Uma Cultura Infalível para Destruir Resultados

 

Caríssimos leitores, depois de já ter defendido a ganância e a ambição como valor econômico e vetor para a justiça social, desta vez, trago um pouco de ironia corporativa.

Por favor, leiam, mas não façam em casa ok?

A ideia de redigir este texto veio de um diálogo simples.

Ele foi travado na sala de reunião de uma gestora de recursos de capital de risco, diante da qual representava os interesses de um cliente interessado em atrair investimentos para o seu plano de expansão.

O sócio principal da gestora se levanta na hora da despedida e diz aos meus clientes – “gosto muito quando vocês vem aqui, não são arrogantes, mantém os pés no chão, e preservam a elegância mesmo nos momentos mais estressantes”.

Era de fato uma negociação complexa, desgastante e repleta de idas e vindas.

Em meio ao teatro do cotidiano, perceber a virtude, já é a própria virtude.

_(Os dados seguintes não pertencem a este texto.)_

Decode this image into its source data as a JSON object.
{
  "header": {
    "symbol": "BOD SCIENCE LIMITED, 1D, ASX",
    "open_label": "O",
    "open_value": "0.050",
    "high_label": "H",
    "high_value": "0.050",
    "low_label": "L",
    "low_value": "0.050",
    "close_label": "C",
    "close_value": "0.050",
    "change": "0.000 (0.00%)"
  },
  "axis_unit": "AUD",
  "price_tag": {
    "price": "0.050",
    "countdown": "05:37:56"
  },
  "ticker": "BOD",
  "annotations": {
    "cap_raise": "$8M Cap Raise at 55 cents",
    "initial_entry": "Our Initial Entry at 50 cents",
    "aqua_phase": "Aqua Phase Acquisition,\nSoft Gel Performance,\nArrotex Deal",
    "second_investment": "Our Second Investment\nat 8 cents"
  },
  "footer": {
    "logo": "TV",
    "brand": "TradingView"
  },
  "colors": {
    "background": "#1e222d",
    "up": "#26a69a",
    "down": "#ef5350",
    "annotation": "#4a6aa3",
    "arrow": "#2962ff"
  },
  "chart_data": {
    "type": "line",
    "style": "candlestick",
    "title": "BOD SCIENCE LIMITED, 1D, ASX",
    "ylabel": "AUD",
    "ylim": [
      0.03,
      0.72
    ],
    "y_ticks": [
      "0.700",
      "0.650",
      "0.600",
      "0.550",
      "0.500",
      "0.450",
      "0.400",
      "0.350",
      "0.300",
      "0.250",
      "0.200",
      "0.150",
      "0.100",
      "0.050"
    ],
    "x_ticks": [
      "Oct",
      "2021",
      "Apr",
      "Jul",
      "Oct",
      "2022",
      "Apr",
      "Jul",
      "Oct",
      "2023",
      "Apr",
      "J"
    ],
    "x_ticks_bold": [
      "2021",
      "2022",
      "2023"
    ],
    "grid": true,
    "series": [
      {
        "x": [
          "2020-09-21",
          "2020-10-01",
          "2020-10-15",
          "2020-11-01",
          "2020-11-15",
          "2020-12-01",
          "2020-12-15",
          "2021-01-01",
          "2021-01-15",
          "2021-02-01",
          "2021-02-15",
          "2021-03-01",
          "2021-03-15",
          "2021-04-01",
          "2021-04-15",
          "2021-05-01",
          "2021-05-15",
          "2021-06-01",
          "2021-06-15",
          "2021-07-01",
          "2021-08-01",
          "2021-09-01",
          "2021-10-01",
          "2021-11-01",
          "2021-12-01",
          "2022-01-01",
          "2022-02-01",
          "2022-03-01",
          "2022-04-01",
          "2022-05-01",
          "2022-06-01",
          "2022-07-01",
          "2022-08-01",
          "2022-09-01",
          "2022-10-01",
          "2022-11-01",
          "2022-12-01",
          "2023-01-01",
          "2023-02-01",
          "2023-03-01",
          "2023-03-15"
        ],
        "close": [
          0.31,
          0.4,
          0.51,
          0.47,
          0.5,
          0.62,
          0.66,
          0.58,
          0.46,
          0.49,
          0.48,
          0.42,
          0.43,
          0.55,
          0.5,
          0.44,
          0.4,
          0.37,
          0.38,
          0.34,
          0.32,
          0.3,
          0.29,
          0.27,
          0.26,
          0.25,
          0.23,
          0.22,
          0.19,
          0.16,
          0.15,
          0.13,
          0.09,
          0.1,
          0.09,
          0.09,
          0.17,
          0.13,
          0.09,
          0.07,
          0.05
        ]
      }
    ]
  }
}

Ainda no trânsito voltando ao escritório, por incrível que pareça, o que tomava conta da minha cabeça não eram os evidentes desafios que ainda enfrentaríamos naquela transação.

Mas na percepção do que motivou o elogio do meu interlocutor aos meus clientes.

Determinados padrões só trazem destruição

Pensando nisso, me sensibilizei no quanto alguns padrões comportamentais são relevantes para a determinação do fracasso e do êxito de alguns projetos empresariais, e no quanto de confiança e desconfiança inspiram nos seus interlocutores mais astutos.

O ponto é que a arrogância turva o senso crítico, e com isso não há voo empreendedor que não seja assim, meio cego. Bom, o resultado é conhecido.

Muita empáfia, poucos resultados.

 

Não permita nunca o império da burrice

Sendo assim, descrevo abaixo algumas dicas que representam tudo aquilo que você não deve fazer, caso não deseje formar uma equipe oca, sem conteúdo, e onde a burrice impere sobre a inteligência e a capacidade.

Vamos lá:

1. Eleja uma geração, como a “mais competente de todas”.

Construa a falsa imagem de que a sua equipe pertence a uma determinada geração, e que isso por si só já representa um diferencial competitivo. Tipo “somos da geração Y”;

2. Nada de críticas ou autocríticas.

Não aceite (e não permita que sua equipe aceite) críticas direcionadas ao negócio de vocês ou a forma como ele é conduzido;

3. Não valorize a “Experiência”. Deixe isso claro em um quadro na recepção do escritório.

Ridicularize toda e qualquer experiência compartilhada, comentário ou análise que venha de qualquer profissional que não pertença a geração “eleita”.

Afinal de contas, eles são velhos e na economia 3.0 (poderia ser 4.0, 5.0 ou 6.0, você sabe, os clichês aceitam qualquer bobagem) a experiência é um fator irrelevante;

4. Estimule a cultura do fundamentalismo empreendedor.

Ataque o senso de que estão construindo um negócio que traz utilidade, bons serviços ou produtos junto com bons lucros e resultados.

No lugar disso, estimule a percepção de que irão mudar o mundo e de que nada nem ninguém os deterá.

Mas faça isso com um sorriso debochado e confiante.

5. Nada de formalismos de segurança ou protocolos de conduta.

Não cumpra (e não permita que ninguém cumpra), propositadamente qualquer protocolo negocial.

Não seja pontual, não faça necessariamente aquilo com o que se comprometeu e mude de ideia ou posição sem justificativa ou qualquer cuidado.

Em resumo aja com imprevisibilidade;

6. Seja uma pessoa difícil

Seja agressivo e grosseiro no trato com parceiros, investidores interessados, clientes ou com qualquer outro interlocutor que se aproxime.

Estabeleça punição para os colaboradores mais cordiais;

7. Nada de meritocracia. Adote o mimimi de vez.

Por fim, brinque na linha do precipício

A lista poderia ser bem maior, mas a última dica seria a de eliminar qualquer resquício de bom senso.

E no lugar dele, implantar a ideologia de uma confiança tão inabalável que mesmo na ponta do precipício, ninguém consiga percebê-lo.